ESA’s Rosetta orbiter yesterday witnessed 67P/Churyumov-Gerasimenko making its closest approach to the Sun. The comet and the spacecraft were 186 million km from the Sun, about a third of the distance at rendezvous last August.
This Rosetta image was taken just one hour before 67P/Churyumov-Gerasimenko reached perihelion, the closest point to the Sun along its 6.5-year orbit. The image was taken around 327 km from the comet. Image credit: ESA / Rosetta / NAVCAM / CC BY-SA IGO 3.0.
In the year that has passed since Rosetta arrived, the comet has traveled some 750 million km along its orbit towards the Sun, the increasing solar radiation heating up the nucleus and causing its frozen ices to escape as gas and stream out into space at an ever greater rate. These gases, and the dust particles that they drag along, build up the comet’s atmosphere and tail.
The activity reaches its peak intensity around perihelion and in the weeks that follow – and is clearly visible in the spectacular images returned by the spacecraft in the last months.
One image taken by Rosetta was acquired around an hour before the moment of perihelion, from a distance of 327 km.
“Activity will remain high like this for many weeks, and we’re certainly looking forward to seeing how many more jets and outburst events we catch in the act, as we have already witnessed in the last few weeks,” said Dr Nicolas Altobelli from the European Space Astronomy Center, a scientist for the Rosetta project.

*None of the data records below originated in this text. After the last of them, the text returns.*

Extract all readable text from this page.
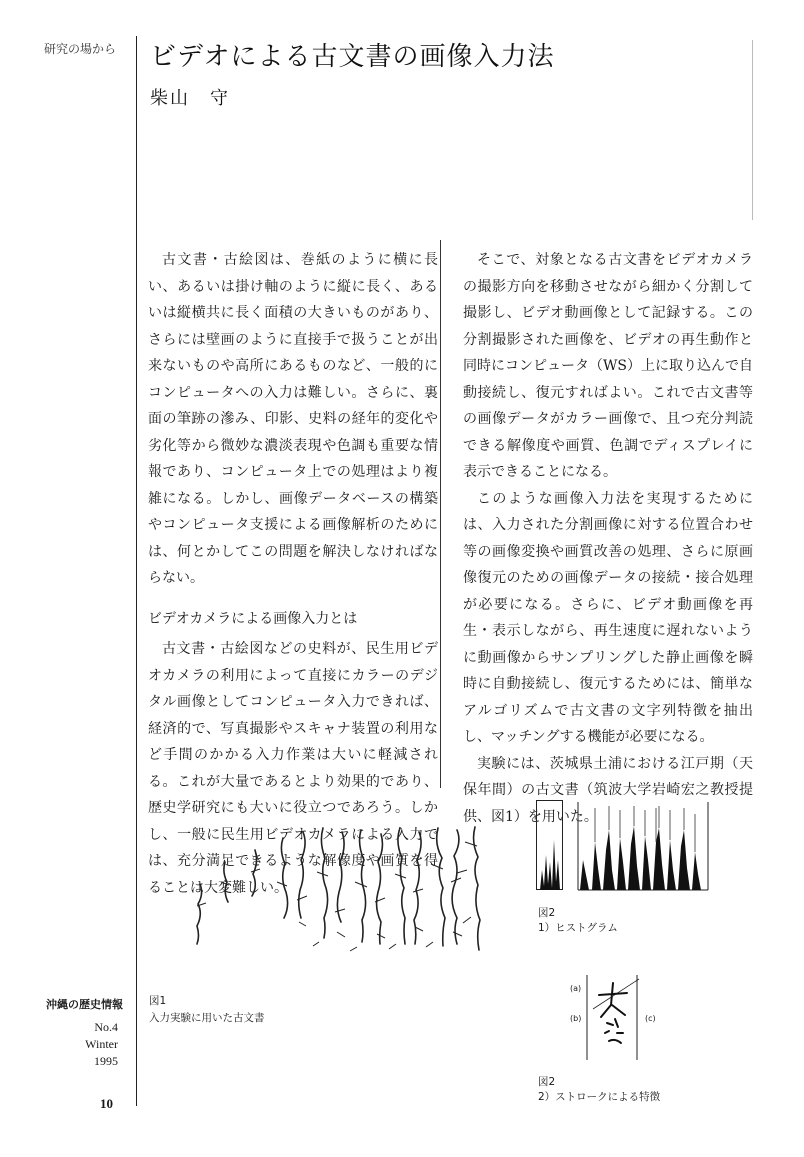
研究の場から ビデオによる古文書の画像入力法
柴山　守

古文書・古絵図は、巻紙のように横に長い、あるいは掛け軸のように縦に長く、あるいは縦横共に長く面積の大きいものがあり、さらには壁画のように直接手で扱うことが出来ないものや高所にあるものなど、一般的にコンピュータへの入力は難しい。さらに、裏面の筆跡の滲み、印影、史料の経年的変化や劣化等から微妙な濃淡表現や色調も重要な情報であり、コンピュータ上での処理はより複雑になる。しかし、画像データベースの構築やコンピュータ支援による画像解析のためには、何とかしてこの問題を解決しなければならない。

ビデオカメラによる画像入力とは

古文書・古絵図などの史料が、民生用ビデオカメラの利用によって直接にカラーのデジタル画像としてコンピュータ入力できれば、経済的で、写真撮影やスキャナ装置の利用など手間のかかる入力作業は大いに軽減される。これが大量であるとより効果的であり、歴史学研究にも大いに役立つであろう。しかし、一般に民生用ビデオカメラによる入力では、充分満足できるような解像度や画質を得ることは大変難しい。

そこで、対象となる古文書をビデオカメラの撮影方向を移動させながら細かく分割して撮影し、ビデオ動画像として記録する。この分割撮影された画像を、ビデオの再生動作と同時にコンピュータ（WS）上に取り込んで自動接続し、復元すればよい。これで古文書等の画像データがカラー画像で、且つ充分判読できる解像度や画質、色調でディスプレイに表示できることになる。

このような画像入力法を実現するためには、入力された分割画像に対する位置合わせ等の画像変換や画質改善の処理、さらに原画像復元のための画像データの接続・接合処理が必要になる。さらに、ビデオ動画像を再生・表示しながら、再生速度に遅れないように動画像からサンプリングした静止画像を瞬時に自動接続し、復元するためには、簡単なアルゴリズムで古文書の文字列特徴を抽出し、マッチングする機能が必要になる。

実験には、茨城県土浦における江戸期（天保年間）の古文書（筑波大学岩崎宏之教授提供、図1）を用いた。

図1
入力実験に用いた古文書
図2
1）ヒストグラム
(a)
(b)	(c)
図2
2）ストロークによる特徴
沖縄の歴史情報
No.4
Winter
1995
10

This series of images of 67P/Churyumov–Gerasimenko was collected between 2014 and 2015 using the Gemini Observatory. All images are centered on the comet and were obtained by stacking several short exposures; stars are also visible as streaks. In the first image of the upper row, taken on 20 September 2014, the comet appears nearly point-like. At the time, it was around 500 million km from the Sun. In the second image, taken on 14 November 2014 – two days after the landing of Philae – the comet exhibits a faint tail to the upper left; it was about 450 million km from the Sun at the time. The comet was observed again in the summer, as shown in the third image, taken on 30 June 2015, when the comet was around 200 million km from the Sun; the tail is visible towards the right. As the comet moved towards northern latitudes, it became visible from the northern hemisphere in July 2015. The fourth image, taken on 4 August 2015, shows a bright tail. The comet was around 186 million km from the Sun and about to reach perihelion on 13 August. The two images in the lower row show a zoomed version of the 4 August image. On the left, the original image is shown (visualized in a color scale) with the bright comet tail extending towards the right. On the right, the image was processed by subtracting a radially symmetric component from the coma to enhance possible anisotropies in its shape. While the bulk of the tail points to the right, there is a notable high-density region pointing in a different direction, to the lower left. The comet nucleus is too faint to be seen, lying within the innermost pixel of this image. The upper frames measure 100 000 km across and the lower frames 50 000 km across (at the distance of the comet). Image credit: Gemini Observatory / AURA.
Rosetta’s measurements suggest the comet is spewing up to 300 kg of water vapor per second. Then, it recorded an outflow rate of just 300 g per second.
Along with gas, the nucleus is also estimated to be shedding up to 1,000 kg of dust per second.
“In recent days, we have been forced to move even further away from the comet. We’re currently at a distance of between 325 km and 340 km this week, in a region where Rosetta’s startrackers can operate without being confused by excessive dust levels – without them working properly, Rosetta can’t position itself in space,” said Dr Sylvain Lodiot of ESA.
The comet’s average temperature has also been on the increase.
Not long after arriving, surface temperatures of minus 70 degrees Celsius were recorded. By April 2015, this had risen to only a few degrees below zero Celsius, and now highs of a few tens of degrees above zero are forecast for the next month.
This is a projected map of 67P/ChuryumovGerasimenko using data from Rosetta’s OSIRIS camera. It is based on a cylindrical projection, a procedure that is routinely used to chart the surface of planets, moons and other spherical celestial bodies. The intricate appearance is caused by the unusual, double-lobed shape of this comet: the small lobe is shown at the centre of the map, while portions of the large lobe are shown to the left and right. The blue points refer to possible origins, on the surface of the comet, of some of the dust jets recently observed by OSIRIS. The yellow line indicates the sub-solar line, which traces out the points on the surface where the Sun is directly overhead. Image credit: ESA / Rosetta / MPS / OSIRIS Team / UPD / LAM / IAA / SSO / INTA / UPM / DASP / IDA.
Meanwhile, astronomers back on Earth have been following the comet’s evolution from afar.
Rosetta is far too close to the comet to see its growing tail, but images collected over the past few months with ground-based telescopes show that it already extends more than 120,000 km.
A lop-sided coma, with a notable high-density region away from the main tail, was revealed in various images.
“Combining these big-picture views from ground-based telescopes with Rosetta’s close-up study of individual jets and outbursts will help us to understand the processes at work on the comet’s surface as it approaches the Sun,” Dr Altobelli said.